Students who are alarmed to know they're not allowed to learn about
civil dissent and protest have quite rationally chosen to protest.
More recently, The Guardian
reported about "a spate of revolts against school dress codes appears
to be gaining momentum across the United States, with students staging
walkouts and other protests to complain at the way girls have been
'humiliated' and forced to cover up. A vocal campaign has emerged after
recent incidents angered students in New York, Utah, Florida, Oklahoma
and other states, with some accusing schools of sexism and so-called
'slut shaming'."
What's at the core of all these student actions is their call to have
some say-so in how they are being educated in a system that
increasingly imposes "sameness" and rigid "accountability" from remote
authorities who seem unanswerable to anybody.
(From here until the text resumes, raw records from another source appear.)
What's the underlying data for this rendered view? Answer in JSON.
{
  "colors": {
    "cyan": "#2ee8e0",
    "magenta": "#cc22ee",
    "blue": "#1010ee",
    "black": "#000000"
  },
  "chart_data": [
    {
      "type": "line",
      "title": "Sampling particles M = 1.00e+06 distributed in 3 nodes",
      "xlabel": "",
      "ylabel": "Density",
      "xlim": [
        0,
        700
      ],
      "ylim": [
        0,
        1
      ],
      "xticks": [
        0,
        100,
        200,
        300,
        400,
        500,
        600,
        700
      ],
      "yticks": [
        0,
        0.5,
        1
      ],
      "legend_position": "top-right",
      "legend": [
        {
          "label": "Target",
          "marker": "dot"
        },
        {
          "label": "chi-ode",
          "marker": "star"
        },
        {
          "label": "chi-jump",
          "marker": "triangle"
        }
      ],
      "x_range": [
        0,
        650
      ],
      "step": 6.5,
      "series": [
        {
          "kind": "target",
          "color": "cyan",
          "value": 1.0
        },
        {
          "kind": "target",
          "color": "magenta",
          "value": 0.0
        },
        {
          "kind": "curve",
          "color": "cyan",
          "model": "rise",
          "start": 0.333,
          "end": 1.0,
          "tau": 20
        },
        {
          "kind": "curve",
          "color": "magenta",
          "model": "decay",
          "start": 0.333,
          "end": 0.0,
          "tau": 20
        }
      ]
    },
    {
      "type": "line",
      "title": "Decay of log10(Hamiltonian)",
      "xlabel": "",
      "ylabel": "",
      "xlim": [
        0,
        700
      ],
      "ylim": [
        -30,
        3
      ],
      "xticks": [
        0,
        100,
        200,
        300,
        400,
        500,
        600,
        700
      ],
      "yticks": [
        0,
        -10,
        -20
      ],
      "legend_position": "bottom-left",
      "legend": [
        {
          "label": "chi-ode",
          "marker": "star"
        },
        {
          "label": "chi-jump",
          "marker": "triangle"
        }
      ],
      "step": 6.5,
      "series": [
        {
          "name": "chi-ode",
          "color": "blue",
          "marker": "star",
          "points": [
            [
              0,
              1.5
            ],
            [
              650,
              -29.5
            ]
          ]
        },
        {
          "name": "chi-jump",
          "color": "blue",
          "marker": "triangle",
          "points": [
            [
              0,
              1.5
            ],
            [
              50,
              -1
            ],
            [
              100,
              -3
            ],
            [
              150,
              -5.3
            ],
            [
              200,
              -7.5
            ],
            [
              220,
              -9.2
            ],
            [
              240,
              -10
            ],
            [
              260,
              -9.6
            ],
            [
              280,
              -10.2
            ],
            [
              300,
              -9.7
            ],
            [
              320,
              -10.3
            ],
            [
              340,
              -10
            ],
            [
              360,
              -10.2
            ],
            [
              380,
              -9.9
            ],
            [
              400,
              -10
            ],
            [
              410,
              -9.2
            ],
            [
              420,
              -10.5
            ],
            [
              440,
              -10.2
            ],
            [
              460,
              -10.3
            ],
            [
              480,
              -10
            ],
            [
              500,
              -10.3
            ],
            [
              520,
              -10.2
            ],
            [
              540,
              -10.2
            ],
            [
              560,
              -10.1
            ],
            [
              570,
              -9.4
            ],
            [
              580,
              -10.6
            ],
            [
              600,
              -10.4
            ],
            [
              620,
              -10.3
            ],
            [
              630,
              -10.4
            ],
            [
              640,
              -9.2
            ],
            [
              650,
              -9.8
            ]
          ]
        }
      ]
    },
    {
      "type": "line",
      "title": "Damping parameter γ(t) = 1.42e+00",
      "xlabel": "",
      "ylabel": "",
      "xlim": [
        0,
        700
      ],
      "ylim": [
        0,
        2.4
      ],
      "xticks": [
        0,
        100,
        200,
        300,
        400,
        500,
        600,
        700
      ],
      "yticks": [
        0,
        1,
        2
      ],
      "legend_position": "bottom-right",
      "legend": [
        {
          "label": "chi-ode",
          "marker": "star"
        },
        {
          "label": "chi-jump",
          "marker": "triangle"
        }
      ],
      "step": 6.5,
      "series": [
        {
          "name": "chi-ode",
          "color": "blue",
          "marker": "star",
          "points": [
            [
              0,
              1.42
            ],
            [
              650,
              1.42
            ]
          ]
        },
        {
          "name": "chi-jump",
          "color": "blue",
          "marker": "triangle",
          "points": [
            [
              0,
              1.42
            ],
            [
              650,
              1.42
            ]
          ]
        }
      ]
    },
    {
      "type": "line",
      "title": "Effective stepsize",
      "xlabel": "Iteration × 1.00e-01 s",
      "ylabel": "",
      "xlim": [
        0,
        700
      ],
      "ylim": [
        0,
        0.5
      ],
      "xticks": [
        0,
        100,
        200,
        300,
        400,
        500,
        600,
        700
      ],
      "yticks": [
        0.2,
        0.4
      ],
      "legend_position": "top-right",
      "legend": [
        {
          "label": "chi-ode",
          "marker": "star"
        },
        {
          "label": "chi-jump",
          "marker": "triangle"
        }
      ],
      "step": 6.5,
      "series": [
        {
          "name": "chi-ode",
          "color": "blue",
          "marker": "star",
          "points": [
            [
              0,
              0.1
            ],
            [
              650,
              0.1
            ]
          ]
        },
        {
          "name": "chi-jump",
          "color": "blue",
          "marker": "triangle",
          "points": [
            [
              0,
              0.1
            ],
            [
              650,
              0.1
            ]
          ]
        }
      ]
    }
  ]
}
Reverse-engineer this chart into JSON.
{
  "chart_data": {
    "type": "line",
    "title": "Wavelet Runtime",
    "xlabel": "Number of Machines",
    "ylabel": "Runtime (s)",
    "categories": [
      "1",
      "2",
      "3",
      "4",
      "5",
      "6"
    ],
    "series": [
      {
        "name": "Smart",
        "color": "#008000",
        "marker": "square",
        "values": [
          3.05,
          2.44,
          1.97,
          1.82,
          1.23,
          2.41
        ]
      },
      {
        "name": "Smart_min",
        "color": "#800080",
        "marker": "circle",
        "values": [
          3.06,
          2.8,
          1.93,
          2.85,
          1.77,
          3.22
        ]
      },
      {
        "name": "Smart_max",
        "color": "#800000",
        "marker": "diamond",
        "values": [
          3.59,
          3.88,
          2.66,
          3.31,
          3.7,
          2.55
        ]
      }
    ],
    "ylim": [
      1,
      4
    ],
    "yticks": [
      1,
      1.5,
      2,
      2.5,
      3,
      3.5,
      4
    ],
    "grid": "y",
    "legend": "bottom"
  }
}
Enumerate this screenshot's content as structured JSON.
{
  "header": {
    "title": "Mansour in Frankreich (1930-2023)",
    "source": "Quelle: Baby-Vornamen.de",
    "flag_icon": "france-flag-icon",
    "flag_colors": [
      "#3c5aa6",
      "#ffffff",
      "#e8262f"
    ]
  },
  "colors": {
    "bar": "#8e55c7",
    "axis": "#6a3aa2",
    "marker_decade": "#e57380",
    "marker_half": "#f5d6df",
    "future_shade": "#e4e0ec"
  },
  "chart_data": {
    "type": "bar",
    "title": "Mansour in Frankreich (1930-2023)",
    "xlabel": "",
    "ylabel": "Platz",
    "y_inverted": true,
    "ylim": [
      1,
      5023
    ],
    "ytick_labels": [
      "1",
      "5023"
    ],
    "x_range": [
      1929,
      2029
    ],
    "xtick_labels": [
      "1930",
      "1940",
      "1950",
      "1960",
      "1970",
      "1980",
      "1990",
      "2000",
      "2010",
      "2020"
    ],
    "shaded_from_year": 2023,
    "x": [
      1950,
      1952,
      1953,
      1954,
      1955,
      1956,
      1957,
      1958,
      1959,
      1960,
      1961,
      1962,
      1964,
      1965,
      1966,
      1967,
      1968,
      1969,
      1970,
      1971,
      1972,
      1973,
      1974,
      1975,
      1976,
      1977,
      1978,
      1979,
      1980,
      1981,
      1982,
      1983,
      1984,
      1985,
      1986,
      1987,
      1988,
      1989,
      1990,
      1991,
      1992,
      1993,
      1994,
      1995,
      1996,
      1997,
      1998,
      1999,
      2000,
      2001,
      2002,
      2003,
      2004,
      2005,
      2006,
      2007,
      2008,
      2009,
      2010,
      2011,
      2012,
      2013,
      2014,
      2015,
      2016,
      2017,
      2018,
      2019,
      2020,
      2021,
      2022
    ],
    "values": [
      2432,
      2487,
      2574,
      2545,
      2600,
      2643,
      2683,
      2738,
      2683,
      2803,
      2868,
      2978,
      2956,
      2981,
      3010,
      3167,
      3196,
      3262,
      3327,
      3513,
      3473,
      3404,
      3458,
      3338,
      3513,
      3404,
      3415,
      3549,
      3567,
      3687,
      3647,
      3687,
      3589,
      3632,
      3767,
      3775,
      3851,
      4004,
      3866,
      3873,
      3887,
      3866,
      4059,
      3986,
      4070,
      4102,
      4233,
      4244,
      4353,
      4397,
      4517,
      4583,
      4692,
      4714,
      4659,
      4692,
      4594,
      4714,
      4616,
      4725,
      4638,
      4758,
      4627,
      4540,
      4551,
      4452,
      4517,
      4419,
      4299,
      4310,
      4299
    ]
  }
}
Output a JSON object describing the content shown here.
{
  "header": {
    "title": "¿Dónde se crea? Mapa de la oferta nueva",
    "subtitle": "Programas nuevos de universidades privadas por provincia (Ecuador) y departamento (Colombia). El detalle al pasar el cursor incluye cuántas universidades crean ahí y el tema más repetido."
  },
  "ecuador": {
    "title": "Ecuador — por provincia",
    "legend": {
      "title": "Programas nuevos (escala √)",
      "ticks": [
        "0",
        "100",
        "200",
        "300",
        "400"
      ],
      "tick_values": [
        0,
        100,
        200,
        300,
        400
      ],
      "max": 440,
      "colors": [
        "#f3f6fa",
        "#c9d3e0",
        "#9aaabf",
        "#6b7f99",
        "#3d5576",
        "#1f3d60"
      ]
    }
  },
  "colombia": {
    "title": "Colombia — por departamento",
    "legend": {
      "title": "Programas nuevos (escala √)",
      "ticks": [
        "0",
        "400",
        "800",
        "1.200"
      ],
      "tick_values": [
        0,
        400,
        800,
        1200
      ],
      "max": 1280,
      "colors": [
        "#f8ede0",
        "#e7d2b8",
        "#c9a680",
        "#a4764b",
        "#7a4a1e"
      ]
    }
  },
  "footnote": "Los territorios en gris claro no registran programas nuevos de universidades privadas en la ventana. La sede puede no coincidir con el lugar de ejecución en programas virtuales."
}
As the current school year rolls out, the protests are likely to
continue and to build in intensity as school "reform" – including
resource deprivation, top-down standardization, and autocratic rule –
continues to plague the public education system.
The arguments back and forth over the Denver-area high school
protests treat the students as if they were inert objects rather than
active agents in their own learning. For example, in trying to sort out the curriculum controversy, Jonathan Cohn at The New Republic
wrote, "Conservatives want schools to emphasize faith and obedience,
while liberals are more likely to care about teaching tolerance and
curiosity. You can guess how each group would react to a curriculum that
asked some hard questions about U.S. history."
In other words, students are passive recipients waiting to be filled
with right ways of thinking, and it's up to the adults – liberal or
conservative – to decide what to populate their empty minds with.